Third, what’s sold in one launch is recycled as a “freebie” bonus by the same marketer when piking as an affiliate later. This is a key to understanding the stench that underlies some of the biggest “guru” events you see online, affiliate leaderboards, and the affiliate prizes they give each other for number of sales made per launch.
The Circle Jerk Calendar
Let’s say Billy Bob joins five other marketers in a private group called the “The Circle Jerks.” They decide each marketer in the group will have two product launches each year with everyone else promoting as an affiliate for those launches.
They split it up over a calendar so that there’s a launch every month by someone in the group (12 launches per year).
That’s 2 launches where a marketer profits from launching his own products plus 10 more launches where he also profits as an affiliate for launches done by the other five Circle Jerkers.
When there are hundreds of affiliates promoting on a particular launch, how do you induce prospects to sign up through your affiliate link instead on someone else’s link? After all, during pre-launch, the average prospect is going to get promo emails from 5 or 6 different affiliates.
The solution for Circle Jerkers is to offer as an affiliate freebie bonus one of the same products they duped other people into buying at a prior product launch.
In other words, Billy Bob will sell a product for a $1,000 during his own launch and then turn around six months later and give it away as a “bonus” to someone buying through his affiliate link for product launch by another member of the group.

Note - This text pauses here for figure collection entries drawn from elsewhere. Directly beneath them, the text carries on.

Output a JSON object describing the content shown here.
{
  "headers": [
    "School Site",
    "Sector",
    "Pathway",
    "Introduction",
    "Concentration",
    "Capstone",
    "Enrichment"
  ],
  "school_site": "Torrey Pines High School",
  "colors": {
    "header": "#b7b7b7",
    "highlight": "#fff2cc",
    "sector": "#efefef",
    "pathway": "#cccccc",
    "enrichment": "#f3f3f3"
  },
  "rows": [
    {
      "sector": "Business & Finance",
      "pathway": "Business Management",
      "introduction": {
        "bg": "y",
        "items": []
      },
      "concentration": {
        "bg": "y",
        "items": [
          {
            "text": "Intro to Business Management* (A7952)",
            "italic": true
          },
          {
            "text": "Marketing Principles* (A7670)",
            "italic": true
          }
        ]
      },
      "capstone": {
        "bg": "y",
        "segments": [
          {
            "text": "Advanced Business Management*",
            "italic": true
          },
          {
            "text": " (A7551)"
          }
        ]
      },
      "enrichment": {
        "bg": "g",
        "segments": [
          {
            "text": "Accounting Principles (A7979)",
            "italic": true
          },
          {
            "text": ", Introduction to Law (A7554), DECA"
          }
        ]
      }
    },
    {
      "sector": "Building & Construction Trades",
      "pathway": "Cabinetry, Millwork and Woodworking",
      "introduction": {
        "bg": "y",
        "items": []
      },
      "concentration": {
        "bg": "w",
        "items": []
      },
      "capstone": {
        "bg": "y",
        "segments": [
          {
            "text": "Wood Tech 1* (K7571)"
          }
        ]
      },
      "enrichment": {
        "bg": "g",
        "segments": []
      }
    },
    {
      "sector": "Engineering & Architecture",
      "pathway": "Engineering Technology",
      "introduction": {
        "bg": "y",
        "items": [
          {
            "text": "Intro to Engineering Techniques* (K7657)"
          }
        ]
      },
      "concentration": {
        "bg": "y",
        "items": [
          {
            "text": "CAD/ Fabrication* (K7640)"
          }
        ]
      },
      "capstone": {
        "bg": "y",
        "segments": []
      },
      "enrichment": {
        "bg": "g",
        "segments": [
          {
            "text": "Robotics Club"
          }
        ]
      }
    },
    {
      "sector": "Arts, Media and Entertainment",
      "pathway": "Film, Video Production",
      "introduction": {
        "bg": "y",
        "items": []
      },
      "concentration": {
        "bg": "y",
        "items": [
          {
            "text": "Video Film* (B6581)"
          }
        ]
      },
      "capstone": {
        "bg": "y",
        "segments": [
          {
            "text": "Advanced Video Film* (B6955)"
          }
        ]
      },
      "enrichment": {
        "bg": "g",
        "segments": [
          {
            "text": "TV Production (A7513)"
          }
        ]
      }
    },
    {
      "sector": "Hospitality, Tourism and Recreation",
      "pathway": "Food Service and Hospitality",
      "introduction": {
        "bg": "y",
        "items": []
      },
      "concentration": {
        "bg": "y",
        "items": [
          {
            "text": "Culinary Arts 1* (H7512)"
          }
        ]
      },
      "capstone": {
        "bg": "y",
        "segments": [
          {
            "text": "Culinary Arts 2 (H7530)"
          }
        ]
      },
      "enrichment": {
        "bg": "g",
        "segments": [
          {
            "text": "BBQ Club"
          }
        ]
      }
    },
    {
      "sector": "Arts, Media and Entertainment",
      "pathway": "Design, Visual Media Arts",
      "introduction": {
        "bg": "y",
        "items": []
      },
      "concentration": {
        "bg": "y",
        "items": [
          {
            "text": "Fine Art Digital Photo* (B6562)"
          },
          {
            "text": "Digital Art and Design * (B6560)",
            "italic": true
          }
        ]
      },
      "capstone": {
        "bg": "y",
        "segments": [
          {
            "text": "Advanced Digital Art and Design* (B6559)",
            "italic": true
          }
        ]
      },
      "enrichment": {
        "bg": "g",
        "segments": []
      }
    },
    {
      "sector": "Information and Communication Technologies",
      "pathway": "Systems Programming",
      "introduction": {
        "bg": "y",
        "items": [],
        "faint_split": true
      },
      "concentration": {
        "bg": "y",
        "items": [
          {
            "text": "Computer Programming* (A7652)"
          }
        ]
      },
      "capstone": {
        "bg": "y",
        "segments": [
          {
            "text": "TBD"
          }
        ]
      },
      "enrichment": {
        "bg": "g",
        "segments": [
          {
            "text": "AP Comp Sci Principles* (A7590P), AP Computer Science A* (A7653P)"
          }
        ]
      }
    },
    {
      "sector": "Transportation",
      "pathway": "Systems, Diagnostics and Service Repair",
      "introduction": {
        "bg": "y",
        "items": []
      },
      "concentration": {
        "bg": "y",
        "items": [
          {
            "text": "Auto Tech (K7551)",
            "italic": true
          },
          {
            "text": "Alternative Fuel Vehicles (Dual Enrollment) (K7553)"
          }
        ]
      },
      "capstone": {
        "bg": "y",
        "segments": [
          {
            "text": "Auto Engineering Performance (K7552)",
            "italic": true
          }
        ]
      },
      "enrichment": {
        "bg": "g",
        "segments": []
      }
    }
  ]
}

How would you feel if you were the person who bought for $1,000 to discover it as a “freebie” six months later?
Getting Caught And Finding Jesus
At some point, a trial lawyer representing a deceived client, or a government agency (e.g. FTC) deciding to make an example, will nail notorious info product marketers for misconduct when they cross the line by making unsubstantiated claims and engaging in other deceptive trade practices. It’s a natural response to part of this disturbing trend in Internet marketing.
Because many of these “gurus” have an anti-social personality disorder (they are sociopaths or psychopaths), it’s common after getting nailed for wrong-doing that the act of getting caught is actually marketed to the guru’s advantage.
Some play the victim, wearing it as an “us versus them” persecution badge of honor to their tribe of sheeple.
Others will claim they’ve reformed, found religion, or some other insincere spin to dupe prospects into believing they’ve turned over a new leaf when selling that next info product.
Are All Info Product Launches Bad?
No. Online info product launches do have their rightful place in a successful information marketing business model.
But they are too often misused to hurt a lot of people…customers who mistakenly placed their trust in the wrong “gurus” because of lack of knowledge, financial desperation, or greed.
What should you take away from this?
If it sounds too good to be true, don’t invest your time and money on it.
And if you’re marketing through info product launches (your own products or as an affiliate), be ethical and comply with the law when you do it.